Perhaps 10 years later, retail sales will have had a sustained boom, for reasons unpredicted. Great! Let the prices of retail stocks reflect the booming dividends paid to the owners of the companies. Unfortunately, past history suggests that the managers of the companies will arrogate to themselves a disproportionate share of the profits and the owners (shareholders) will get screwed out of the returns they deserve. And, numerous IPOs of retailers will be rushed to market at overvalued prices. That's the drill- as with tech in the 1990s.
Meanwhile, the only good thing that can be said for prices of bonds of municipalities and corporations is that they are relatively cheap compared to Treasuries. But only the Treasury has essentially infinite borrowing power and can tell the Fed to print more money. And Treasury debt is noncallable, unlike muni debt and some corporate debt. On an absolute basis, non-Treasury debt is no bargain given the Scylla of inflation and Charybdis of debt default.
Gold is gradually rising in price and until India, the world's marginal and price-sensitive consumer of gold, starts buying gold, this rise in gold price is from investors/speculators.
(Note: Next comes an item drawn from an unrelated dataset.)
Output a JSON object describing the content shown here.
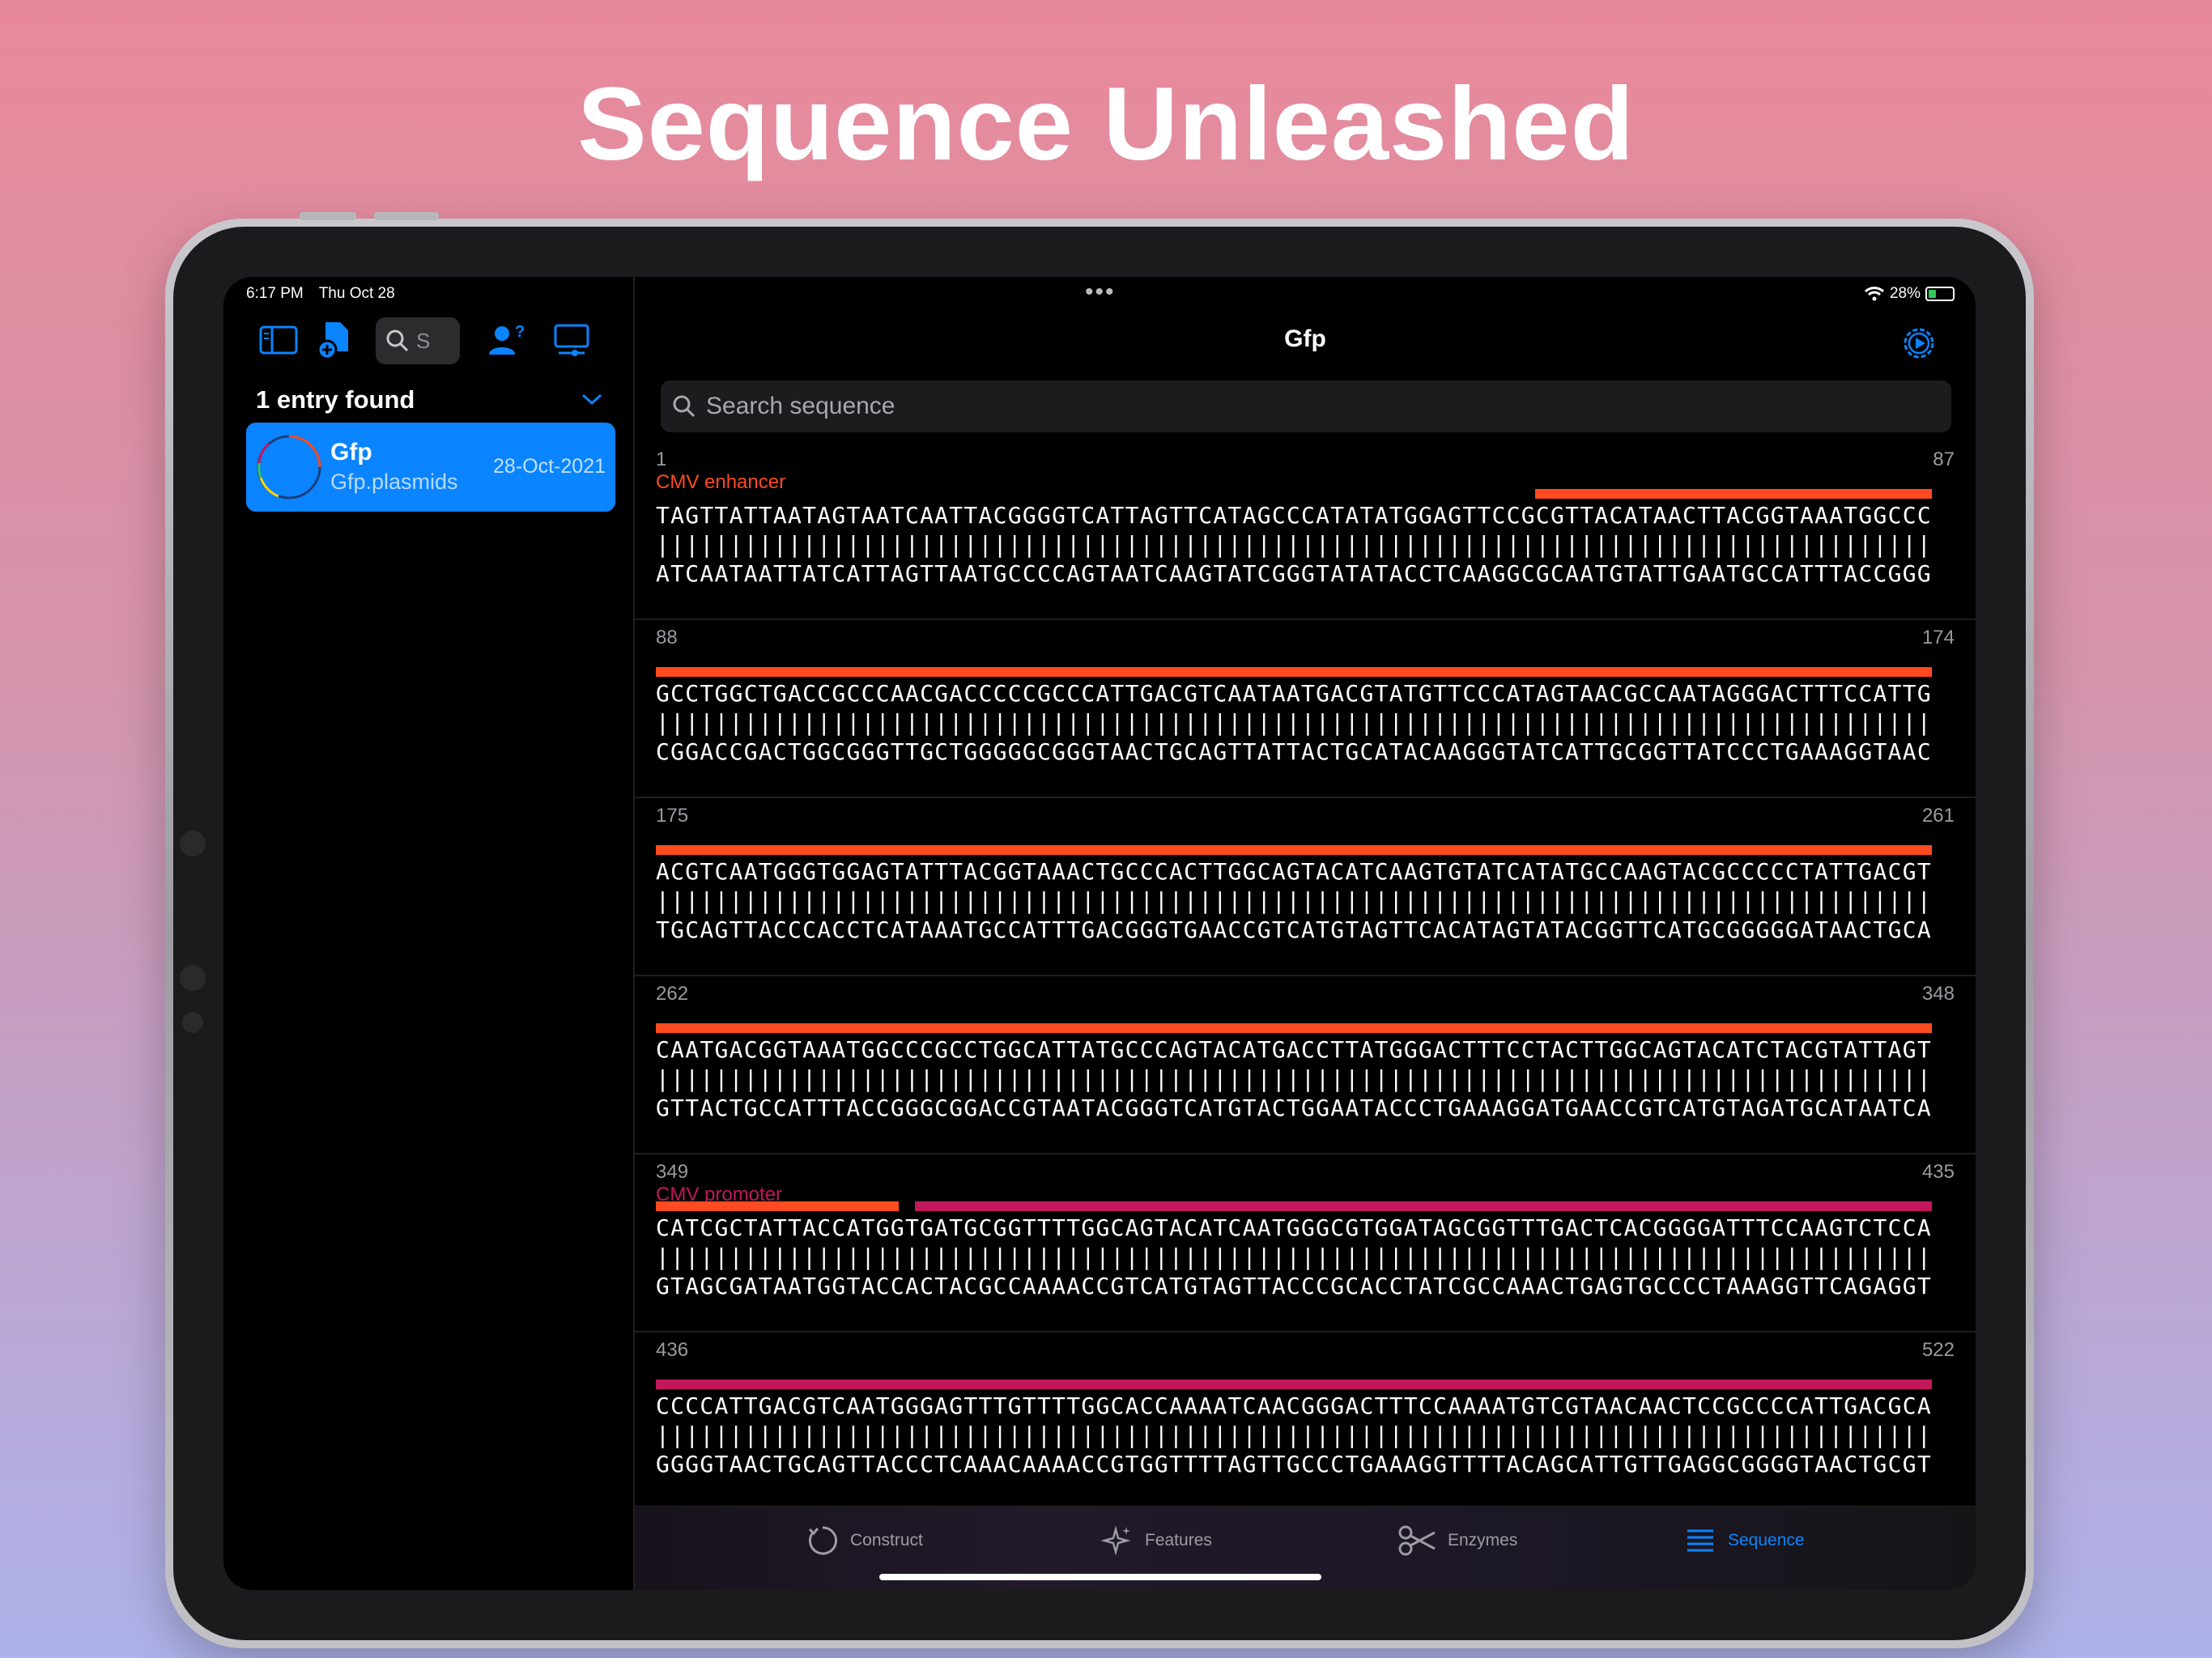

But where were these buyers 2-5 years ago?
Cash is safe but yields next to nothing.
In summary, JPMorgan Sachs has investors just where it wants them. There are no sound investment choices beyond cash. Current reality can change and they can get in front of almost any trend, and where they don't, you and I will save them from any errors via our elected and appointed officials. (But their stocks are no safe haven, as they share the wealth internally through huge salaries and bonuses but not through dividends.)
Financially, there simply is no trend and no undervalued asset class based on fundamental, technical and political analysis. This is the opposite of 1981-3, where if an investor simply bet on Volcker sticking to his guns, there were many ways to buy into the disinflation theme and make both a high current return and capital gains with safety. It's a shame, but so it goes. At some point, there will be a trend wherein the fundamentals and technicals, and return to the investor on the investment, will be aligned. Even then, I'm prepared to be more suspicious than in the past given the depradations by Big Finance upon retail investors over the past decade.